The plan proved contentious: almost 700 objections were lodged with the council; an online petition, Save the Cobblestone, gathered almost 35,000 signatures; and rallies in support of the pub were held. Objectors to the proposals include Steve Wall, a founding member of The Stunning and The Walls; the Sinn Féin leader, Mary Lou McDonald; the Solidarity-People Before Profit TD Richard Boyd Barrett; and from the Green Party MEP Ciarán Cuffe and TD Neasa Hourigan.

Dublin City Council refused permission for the proposed development, citing four reasons largely relating to the size and impact on historic structures.

Thomas Mulligan, who has operated the pub for more than 30 years, said the news was a “great start to the week”.

“I am feeling very grateful. I am just very humbled by the support we have recieved in recent weeks,” he told The Irish Times.

“I thought it was dead in the water but then all of these people came out of nowhere and they really helped. I’m eternally grateful to them.”

Mr Mulligan acknowledged that this is only the beginning and the developer could appeal the decision.

“Hopefully the landlord might have second thoughts about the way in which the development is done. That’s the hope,” he added.

In its decision, Dublin City Council said the proposed nine-storey-over-basement development would be “overbearing and significantly out of scale and character with the prevailing architectural context” and that the hotel would amount to “substantial over-development of this highly sensitive site”, which consists of three- to four-storey historic buildings, two of which are protected structures.

“Furthermore, the proposed new four- to six-storey development over the existing structures would completely overwhelm the protected structures and would cause serious injury to their amenity, architectural significance, legibility, special architectural character and setting.”

The nine-story development would also appear “unduly dominant in the streetscape and visually incongruous”. The local authority added that the demolition would “represent an unacceptable loss of historic fabric and would cause serious injury to the setting of the protected structures”. “Furthermore, it is the opinion of the planning authority that the proposed development would not make a positive contribution to the urban character of the area.”

Dublin City Council added that the proposal would be “contrary to development plan provisions in respect of culture in the city, due to the removal of a space which has been used for teaching, rehearsal and performance for traditional music ... and which is considered to make an important contribution to the cultural offering in the area”. Its demolition would therefore “set an undesirable precedent in this regard” and be contrary to “the proper planning and sustainable development of the area”.
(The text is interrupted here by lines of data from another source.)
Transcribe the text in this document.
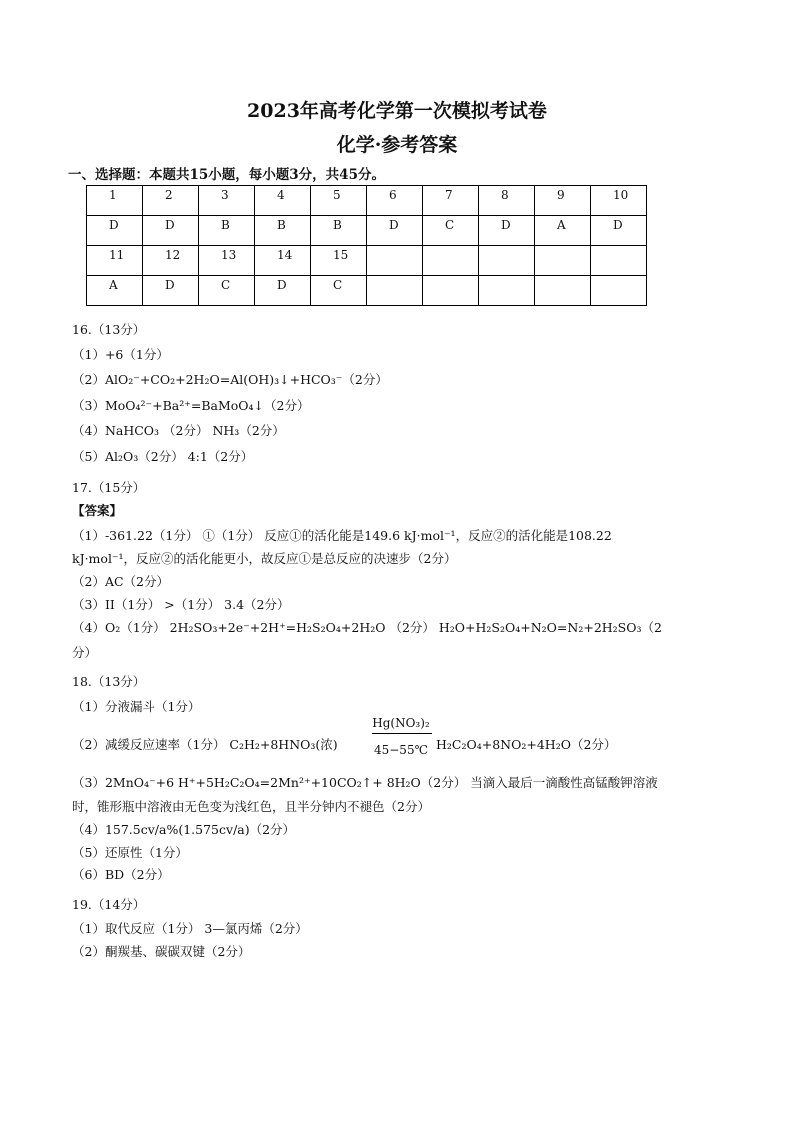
2023年高考化学第一次模拟考试卷
化学·参考答案
一、选择题：本题共15小题，每小题3分，共45分。
1	2	3	4	5	6	7	8	9	10
D	D	B	B	B	D	C	D	A	D
11	12	13	14	15					
A	D	C	D	C					
16.（13分）
（1）+6（1分）
（2）AlO₂⁻+CO₂+2H₂O=Al(OH)₃↓+HCO₃⁻（2分）
（3）MoO₄²⁻+Ba²⁺=BaMoO₄↓（2分）
（4）NaHCO₃ （2分） NH₃（2分）
（5）Al₂O₃（2分） 4:1（2分）
17.（15分）
【答案】
（1）-361.22（1分） ①（1分） 反应①的活化能是149.6 kJ·mol⁻¹，反应②的活化能是108.22
kJ·mol⁻¹，反应②的活化能更小，故反应①是总反应的决速步（2分）
（2）AC（2分）
（3）II（1分） >（1分） 3.4（2分）
（4）O₂（1分） 2H₂SO₃+2e⁻+2H⁺=H₂S₂O₄+2H₂O （2分） H₂O+H₂S₂O₄+N₂O=N₂+2H₂SO₃（2
分）
18.（13分）
（1）分液漏斗（1分）
（2）减缓反应速率（1分） C₂H₂+8HNO₃(浓)
Hg(NO₃)₂
45−55℃ H₂C₂O₄+8NO₂+4H₂O（2分）
（3）2MnO₄⁻+6 H⁺+5H₂C₂O₄=2Mn²⁺+10CO₂↑+ 8H₂O（2分） 当滴入最后一滴酸性高锰酸钾溶液
时，锥形瓶中溶液由无色变为浅红色，且半分钟内不褪色（2分）
（4）157.5cv/a%(1.575cv/a)（2分）
（5）还原性（1分）
（6）BD（2分）
19.（14分）
（1）取代反应（1分） 3—氯丙烯（2分）
（2）酮羰基、碳碳双键（2分）
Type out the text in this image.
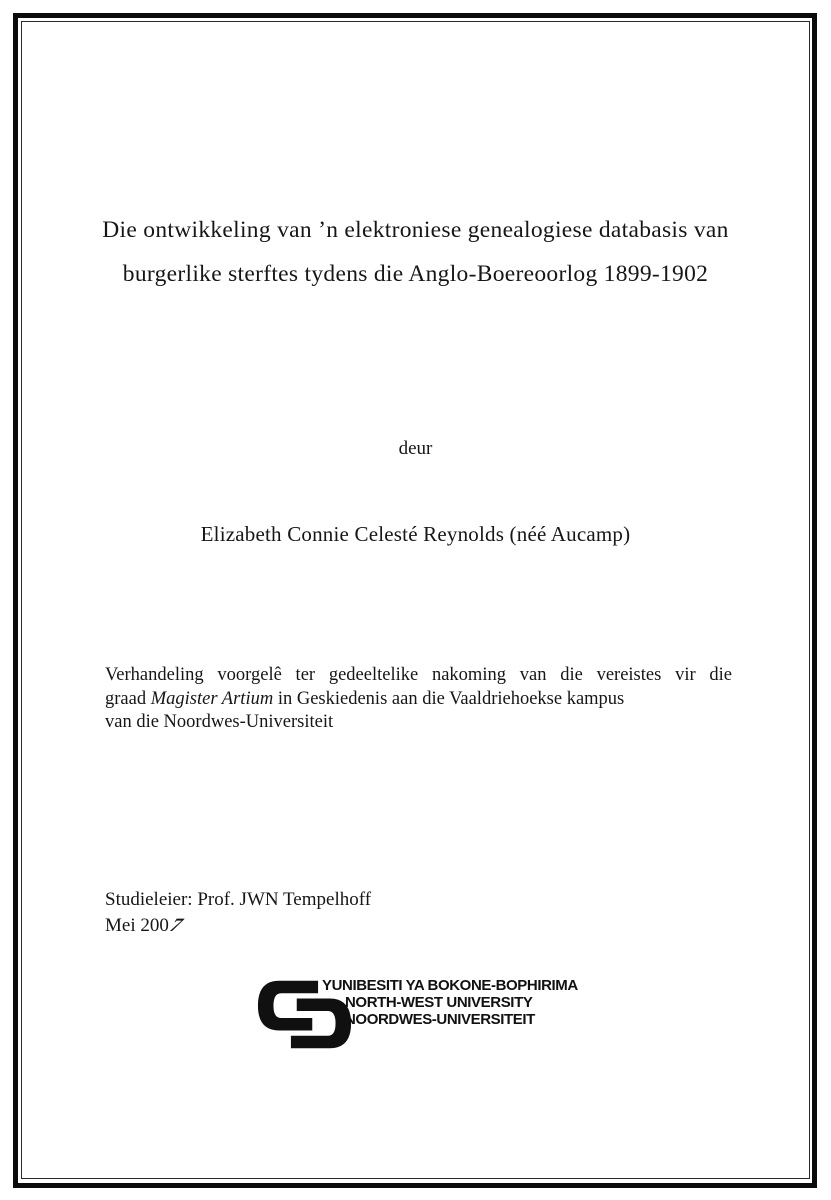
Die ontwikkeling van ’n elektroniese genealogiese databasis van
burgerlike sterftes tydens die Anglo-Boereoorlog 1899-1902
deur
Elizabeth Connie Celesté Reynolds (néé Aucamp)
Verhandeling voorgelê ter gedeeltelike nakoming van die vereistes vir die
graad Magister Artium in Geskiedenis aan die Vaaldriehoekse kampus
van die Noordwes-Universiteit
Studieleier: Prof. JWN Tempelhoff
Mei 2007
YUNIBESITI YA BOKONE-BOPHIRIMA
NORTH-WEST UNIVERSITY
NOORDWES-UNIVERSITEIT
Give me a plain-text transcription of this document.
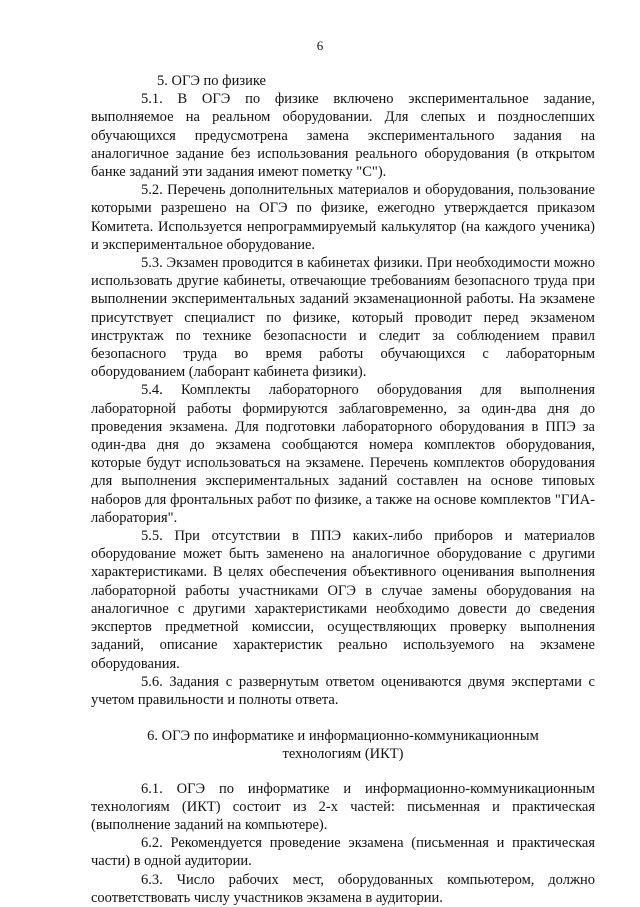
6

5. ОГЭ по физике

5.1. В ОГЭ по физике включено экспериментальное задание, выполняемое на реальном оборудовании. Для слепых и позднослепших обучающихся предусмотрена замена экспериментального задания на аналогичное задание без использования реального оборудования (в открытом банке заданий эти задания имеют пометку "С").

5.2. Перечень дополнительных материалов и оборудования, пользование которыми разрешено на ОГЭ по физике, ежегодно утверждается приказом Комитета. Используется непрограммируемый калькулятор (на каждого ученика) и экспериментальное оборудование.

5.3. Экзамен проводится в кабинетах физики. При необходимости можно использовать другие кабинеты, отвечающие требованиям безопасного труда при выполнении экспериментальных заданий экзаменационной работы. На экзамене присутствует специалист по физике, который проводит перед экзаменом инструктаж по технике безопасности и следит за соблюдением правил безопасного труда во время работы обучающихся с лабораторным оборудованием (лаборант кабинета физики).

5.4. Комплекты лабораторного оборудования для выполнения лабораторной работы формируются заблаговременно, за один-два дня до проведения экзамена. Для подготовки лабораторного оборудования в ППЭ за один-два дня до экзамена сообщаются номера комплектов оборудования, которые будут использоваться на экзамене. Перечень комплектов оборудования для выполнения экспериментальных заданий составлен на основе типовых наборов для фронтальных работ по физике, а также на основе комплектов "ГИА-лаборатория".

5.5. При отсутствии в ППЭ каких-либо приборов и материалов оборудование может быть заменено на аналогичное оборудование с другими характеристиками. В целях обеспечения объективного оценивания выполнения лабораторной работы участниками ОГЭ в случае замены оборудования на аналогичное с другими характеристиками необходимо довести до сведения экспертов предметной комиссии, осуществляющих проверку выполнения заданий, описание характеристик реально используемого на экзамене оборудования.

5.6. Задания с развернутым ответом оцениваются двумя экспертами с учетом правильности и полноты ответа.

6. ОГЭ по информатике и информационно-коммуникационным

технологиям (ИКТ)

6.1. ОГЭ по информатике и информационно-коммуникационным технологиям (ИКТ) состоит из 2-х частей: письменная и практическая (выполнение заданий на компьютере).

6.2. Рекомендуется проведение экзамена (письменная и практическая части) в одной аудитории.

6.3. Число рабочих мест, оборудованных компьютером, должно соответствовать числу участников экзамена в аудитории.
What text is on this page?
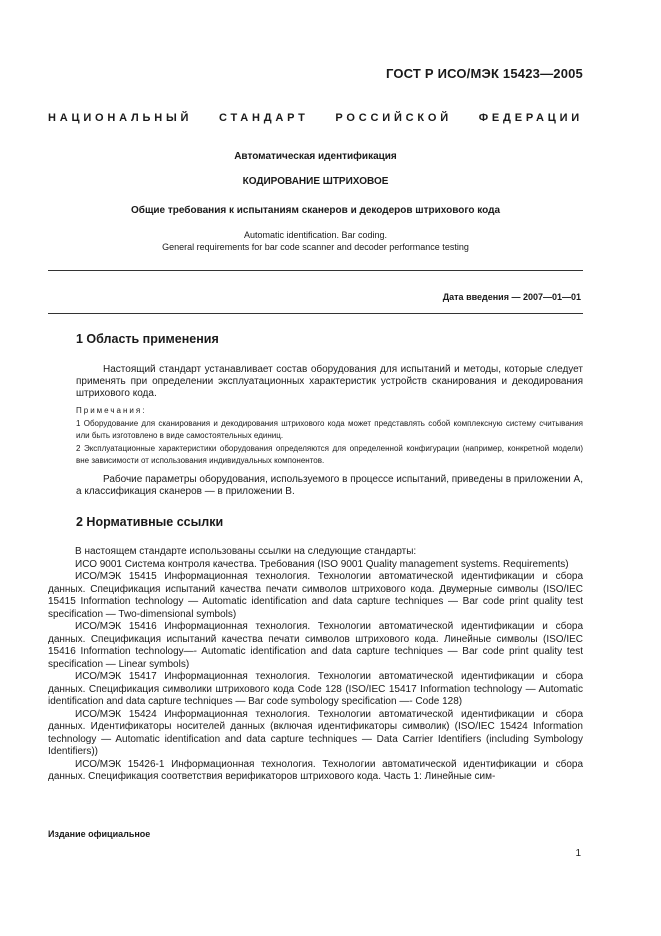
ГОСТ Р ИСО/МЭК 15423—2005
НАЦИОНАЛЬНЫЙ СТАНДАРТ РОССИЙСКОЙ ФЕДЕРАЦИИ
Автоматическая идентификация
КОДИРОВАНИЕ ШТРИХОВОЕ
Общие требования к испытаниям сканеров и декодеров штрихового кода
Automatic identification. Bar coding.
General requirements for bar code scanner and decoder performance testing
Дата введения — 2007—01—01
1 Область применения

Настоящий стандарт устанавливает состав оборудования для испытаний и методы, которые следует применять при определении эксплуатационных характеристик устройств сканирования и декодирования штрихового кода.

Примечания:

1 Оборудование для сканирования и декодирования штрихового кода может представлять собой комплексную систему считывания или быть изготовлено в виде самостоятельных единиц.

2 Эксплуатационные характеристики оборудования определяются для определенной конфигурации (например, конкретной модели) вне зависимости от использования индивидуальных компонентов.

Рабочие параметры оборудования, используемого в процессе испытаний, приведены в приложении А, а классификация сканеров — в приложении В.

2 Нормативные ссылки

В настоящем стандарте использованы ссылки на следующие стандарты:

ИСО 9001 Система контроля качества. Требования (ISO 9001 Quality management systems. Requirements)

ИСО/МЭК 15415 Информационная технология. Технологии автоматической идентификации и сбора данных. Спецификация испытаний качества печати символов штрихового кода. Двумерные символы (ISO/IEC 15415 Information technology — Automatic identification and data capture techniques — Bar code print quality test specification — Two-dimensional symbols)

ИСО/МЭК 15416 Информационная технология. Технологии автоматической идентификации и сбора данных. Спецификация испытаний качества печати символов штрихового кода. Линейные символы (ISO/IEC 15416 Information technology—- Automatic identification and data capture techniques — Bar code print quality test specification — Linear symbols)

ИСО/МЭК 15417 Информационная технология. Технологии автоматической идентификации и сбора данных. Спецификация символики штрихового кода Code 128 (ISO/IEC 15417 Information technology — Automatic identification and data capture techniques — Bar code symbology specification —- Code 128)

ИСО/МЭК 15424 Информационная технология. Технологии автоматической идентификации и сбора данных. Идентификаторы носителей данных (включая идентификаторы символик) (ISO/IEC 15424 Information technology — Automatic identification and data capture techniques — Data Carrier Identifiers (including Symbology Identifiers))

ИСО/МЭК 15426-1 Информационная технология. Технологии автоматической идентификации и сбора данных. Спецификация соответствия верификаторов штрихового кода. Часть 1: Линейные сим-

Издание официальное
1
A report lodged on behalf of Marron Estates by the McCutcheon Halley planning consultancy said the scheme had been designed to respond sensitively to the existing protected structures and would incorporate and adapt the buildings for new use.

Eoghan Ó Ceannabháin, a musician, and the person who set up the Save Our Cobblestone petition, said the news of permission being denied is “brilliant”, adding that the public really got behind the campaign.

“It really shows what people power can do. It’s great news but it’s not over yet, the developer can still appeal,” he added.

Mr Ó Ceannabháin said the public support for the campaign was based on two points.

“Firstly, I think it was the importance of the Cobblestone to the local community and the music community, folk music,” he said.

“But also, I think it was the last straw for a lot of people over what’s happening in Dublin recently where we keep rolling out the red carpet for developers and then there are a huge number of hotels going up.”

Ms Hourigan also welcomed the decision, stating on Twitter: “Do I dare to hope for the future of cultural space in Dublin? Down to the people power of everyone who got involved!”

Dublin city councillor Nial Ring said it is a “great day for our rich musical culture, our language and our heritage”.